Nicolas Born schickte mir sein Buch mit der Widmung: „Lies wenigstens Du es nicht als Schlüsselroman“. Das war Anno 1976 die Crux der Rezeption, jedenfalls in den Berliner und Lüchow-Dannenberger Kreisen. Da herrschte einige Aufregung – allerdings nicht über das, was die Literaturkritik herausstellte, die angebliche Absage an die 68er, sondern über die wenig verblümte Art, in der Born, wie man verwundert oder gehässig unterstellte, sich und seine nächsten Freunde beschrieben hatte. In der männlichen Haupt- und Ichfigur meinte man Born selbst, in der weiblichen Hauptfigur eine ganz bestimmte Frau, die viele kannten, in dem Freund des Ich-Erzählers einen bestimmten Freund Borns zu sehen, den viele kannten, usw. Diese Figuren bewegen sich auf mehr oder minder bekannten Berliner Schauplätzen, und der Ich-Erzähler reist, wie Born, des öfteren ins Ruhrgebiet, woher er stammt, wie Born.
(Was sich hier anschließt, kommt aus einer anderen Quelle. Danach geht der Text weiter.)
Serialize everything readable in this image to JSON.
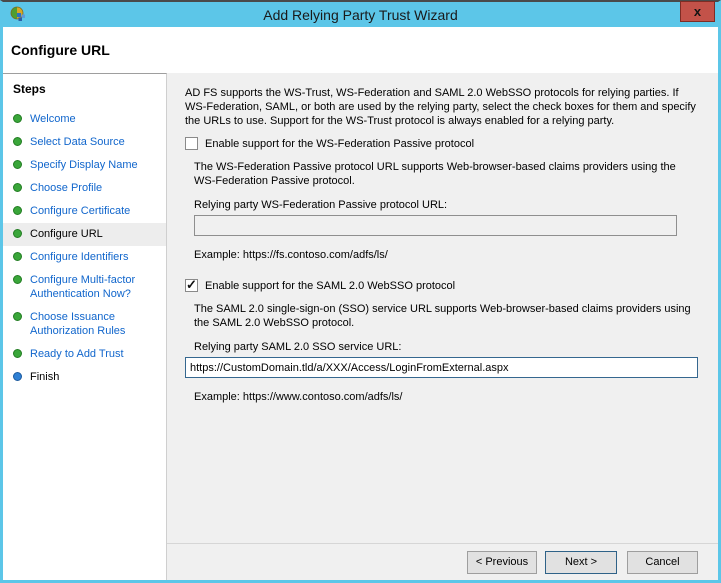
{
  "window": {
    "title": "Add Relying Party Trust Wizard",
    "close_glyph": "x"
  },
  "header": {
    "title": "Configure URL"
  },
  "sidebar": {
    "title": "Steps",
    "items": [
      {
        "label": "Welcome",
        "state": "done"
      },
      {
        "label": "Select Data Source",
        "state": "done"
      },
      {
        "label": "Specify Display Name",
        "state": "done"
      },
      {
        "label": "Choose Profile",
        "state": "done"
      },
      {
        "label": "Configure Certificate",
        "state": "done"
      },
      {
        "label": "Configure URL",
        "state": "current"
      },
      {
        "label": "Configure Identifiers",
        "state": "done"
      },
      {
        "label": "Configure Multi-factor Authentication Now?",
        "state": "done"
      },
      {
        "label": "Choose Issuance Authorization Rules",
        "state": "done"
      },
      {
        "label": "Ready to Add Trust",
        "state": "done"
      },
      {
        "label": "Finish",
        "state": "finish"
      }
    ]
  },
  "main": {
    "intro": "AD FS supports the WS-Trust, WS-Federation and SAML 2.0 WebSSO protocols for relying parties.  If WS-Federation, SAML, or both are used by the relying party, select the check boxes for them and specify the URLs to use.  Support for the WS-Trust protocol is always enabled for a relying party.",
    "wsfed": {
      "checkbox_label": "Enable support for the WS-Federation Passive protocol",
      "checked": false,
      "description": "The WS-Federation Passive protocol URL supports Web-browser-based claims providers using the WS-Federation Passive protocol.",
      "url_label": "Relying party WS-Federation Passive protocol URL:",
      "url_value": "",
      "example": "Example: https://fs.contoso.com/adfs/ls/"
    },
    "saml": {
      "checkbox_label": "Enable support for the SAML 2.0 WebSSO protocol",
      "checked": true,
      "description": "The SAML 2.0 single-sign-on (SSO) service URL supports Web-browser-based claims providers using the SAML 2.0 WebSSO protocol.",
      "url_label": "Relying party SAML 2.0 SSO service URL:",
      "url_value": "https://CustomDomain.tld/a/XXX/Access/LoginFromExternal.aspx",
      "example": "Example: https://www.contoso.com/adfs/ls/"
    }
  },
  "footer": {
    "previous_label": "< Previous",
    "next_label": "Next >",
    "cancel_label": "Cancel"
  },
  "colors": {
    "titlebar_blue": "#5cc6e8",
    "close_red": "#c35249",
    "link_blue": "#1166cc",
    "step_done_green": "#3aa63a",
    "step_finish_blue": "#2f80d4",
    "content_gray": "#f0f0f0",
    "focused_input_border": "#35678f"
  }
}
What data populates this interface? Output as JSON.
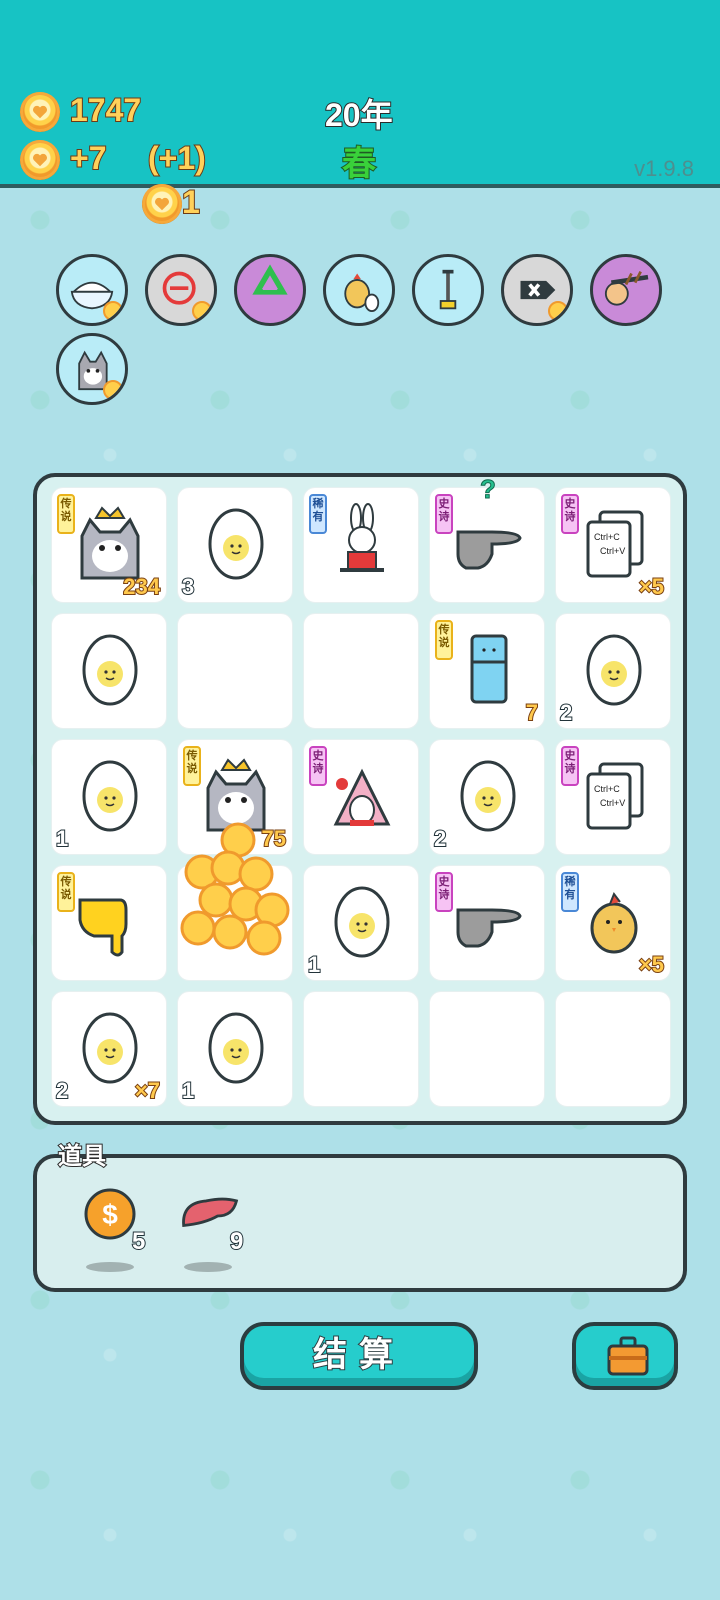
{
  "hud": {
    "coins": "1747",
    "income": "+7",
    "bonus": "(+1)",
    "extra": "1",
    "year": "20年",
    "season": "春",
    "version": "v1.9.8"
  },
  "skills": [
    {
      "name": "rice-bowl-icon"
    },
    {
      "name": "remove-icon"
    },
    {
      "name": "recycle-icon"
    },
    {
      "name": "chick-egg-icon"
    },
    {
      "name": "pump-icon"
    },
    {
      "name": "delete-tag-icon"
    },
    {
      "name": "slingshot-icon"
    },
    {
      "name": "husky-icon"
    }
  ],
  "board": {
    "cells": [
      {
        "item": "husky-king",
        "tag": "传说",
        "tag_type": "legend",
        "right": "234"
      },
      {
        "item": "egg",
        "left": "3"
      },
      {
        "item": "rabbit",
        "tag": "稀有",
        "tag_type": "rare"
      },
      {
        "item": "pointing-hand",
        "tag": "史诗",
        "tag_type": "epic",
        "question": "?"
      },
      {
        "item": "copy-paste",
        "tag": "史诗",
        "tag_type": "epic",
        "right": "×5"
      },
      {
        "item": "egg"
      },
      {
        "item": "empty"
      },
      {
        "item": "empty"
      },
      {
        "item": "fridge",
        "tag": "传说",
        "tag_type": "legend",
        "right": "7"
      },
      {
        "item": "egg",
        "left": "2"
      },
      {
        "item": "egg",
        "left": "1"
      },
      {
        "item": "husky-king",
        "tag": "传说",
        "tag_type": "legend",
        "right": "75"
      },
      {
        "item": "rabbit-house",
        "tag": "史诗",
        "tag_type": "epic"
      },
      {
        "item": "egg",
        "left": "2"
      },
      {
        "item": "copy-paste",
        "tag": "史诗",
        "tag_type": "epic"
      },
      {
        "item": "yellow-hand",
        "tag": "传说",
        "tag_type": "legend"
      },
      {
        "item": "empty"
      },
      {
        "item": "egg",
        "left": "1"
      },
      {
        "item": "pointing-hand",
        "tag": "史诗",
        "tag_type": "epic"
      },
      {
        "item": "chick",
        "tag": "稀有",
        "tag_type": "rare",
        "right": "×5"
      },
      {
        "item": "egg",
        "left": "2",
        "right": "×7"
      },
      {
        "item": "egg",
        "left": "1"
      },
      {
        "item": "empty"
      },
      {
        "item": "empty"
      },
      {
        "item": "empty"
      }
    ]
  },
  "tools": {
    "label": "道具",
    "items": [
      {
        "name": "dollar-coin-icon",
        "count": "5"
      },
      {
        "name": "liver-icon",
        "count": "9"
      }
    ]
  },
  "buttons": {
    "settle": "结算",
    "bag": "briefcase-icon"
  },
  "colors": {
    "topbar": "#17c3c4",
    "background": "#aee0e8",
    "button": "#26cdcc",
    "coin": "#ffd15a"
  }
}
Der Rumor der Indiskretion umgab das Buch und trübte das Verständnis für seine Radikalität. Selbst wenn man es nicht als „Schlüsselroman“ las – es war ja offensichtlich, dass  Born weit entfernt von solchen primitiven Kategorien etwas ganz anderes anstrebte – es ist auch mir schwergefallen, trotz der inständigen Bitte des Autors hinter jenen Figuren nicht die möglicherweise realen Vorbilder winken zu sehen.

Heute, mit der Erinnerung an die etwas dunkel gebliebene „Erdabgewandte Seite der Geschichte“, hatte ich erwartet, den Roman mit distanzierterem und objektiverem Blick als 1976 lesen und gelassener würdigen zu können. Ein Irrtum, ein produktiver. Das Buch bleibt irritierend und verstörend. Genau das macht seine Qualität aus.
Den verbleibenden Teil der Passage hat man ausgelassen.